Dialogue exactly the same as in My Fair Lady, for the most part. Higgins here seems slightly less slimy, the ending slightly less foul than in the musical, but maybe that’s expectations talking. I suppose I enjoyed the musical more for the color cinematography and the songs; this version’s improved Higgins and more convincing/less glamorous Eliza wasn’t enough to tip the scales. Both versions could stand to lose Eliza’s drunk father.

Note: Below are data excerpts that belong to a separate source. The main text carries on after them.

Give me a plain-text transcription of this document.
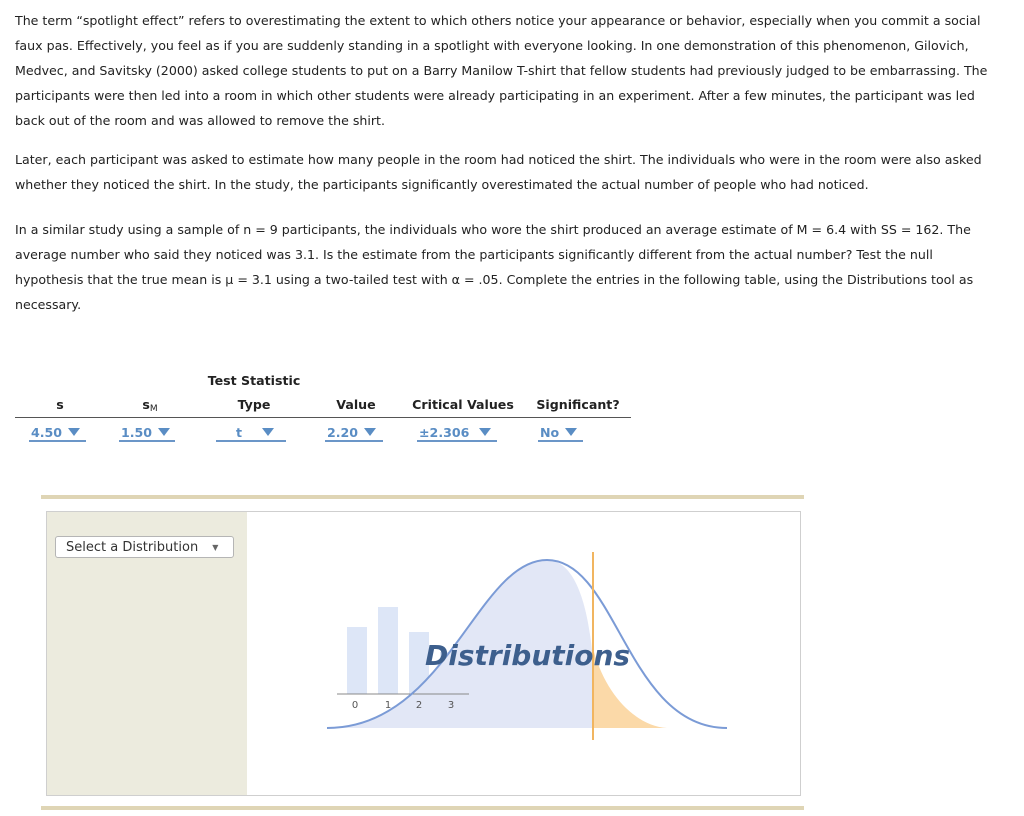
The term “spotlight effect” refers to overestimating the extent to which others notice your appearance or behavior, especially when you commit a social faux pas. Effectively, you feel as if you are suddenly standing in a spotlight with everyone looking. In one demonstration of this phenomenon, Gilovich, Medvec, and Savitsky (2000) asked college students to put on a Barry Manilow T-shirt that fellow students had previously judged to be embarrassing. The participants were then led into a room in which other students were already participating in an experiment. After a few minutes, the participant was led back out of the room and was allowed to remove the shirt.

Later, each participant was asked to estimate how many people in the room had noticed the shirt. The individuals who were in the room were also asked whether they noticed the shirt. In the study, the participants significantly overestimated the actual number of people who had noticed.

In a similar study using a sample of n = 9 participants, the individuals who wore the shirt produced an average estimate of M = 6.4 with SS = 162. The average number who said they noticed was 3.1. Is the estimate from the participants significantly different from the actual number? Test the null hypothesis that the true mean is μ = 3.1 using a two-tailed test with α = .05. Complete the entries in the following table, using the Distributions tool as necessary.

Test Statistic
s	sM	Type	Value	Critical Values	Significant?
4.50	1.50	t	2.20	±2.306	No
Select a Distribution ▼
0	1 2	3
Distributions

Higgins here is Leslie Howard (49th Parallel), his pointless linguist friend Col. Pickering is stage actor Scott Sunderland and Eliza is Wendy Hiller (star of I Know Where I’m Going! and Major Barbara). G. Bernard Shaw adapted his own play for the movie, chose Wendy Hiller, and wanted Charles Laughton as Higgins. The two movie versions have the same cinematographer! Harry Stradling also shot Guys and Dolls, Johnny Guitar, The Pirate, Thrill of a Romance and a handful of Hitchcocks.
D. Ehrenstein:
Shaw, who saw film as the ideal medium for the piece, claims he never intended a romantic hookup for Higgins and Eliza. He even wrote a prose addendum to the script in which Eliza married and set up a flower shop, her antagonism toward Higgins continuing unabated. But he never wrote this epilogue as dialogue, and productions of Pygmalion, this film included, have always seen fit to end things on an upbeat note with a tantalizing hint of a budding love affair between master and pupil.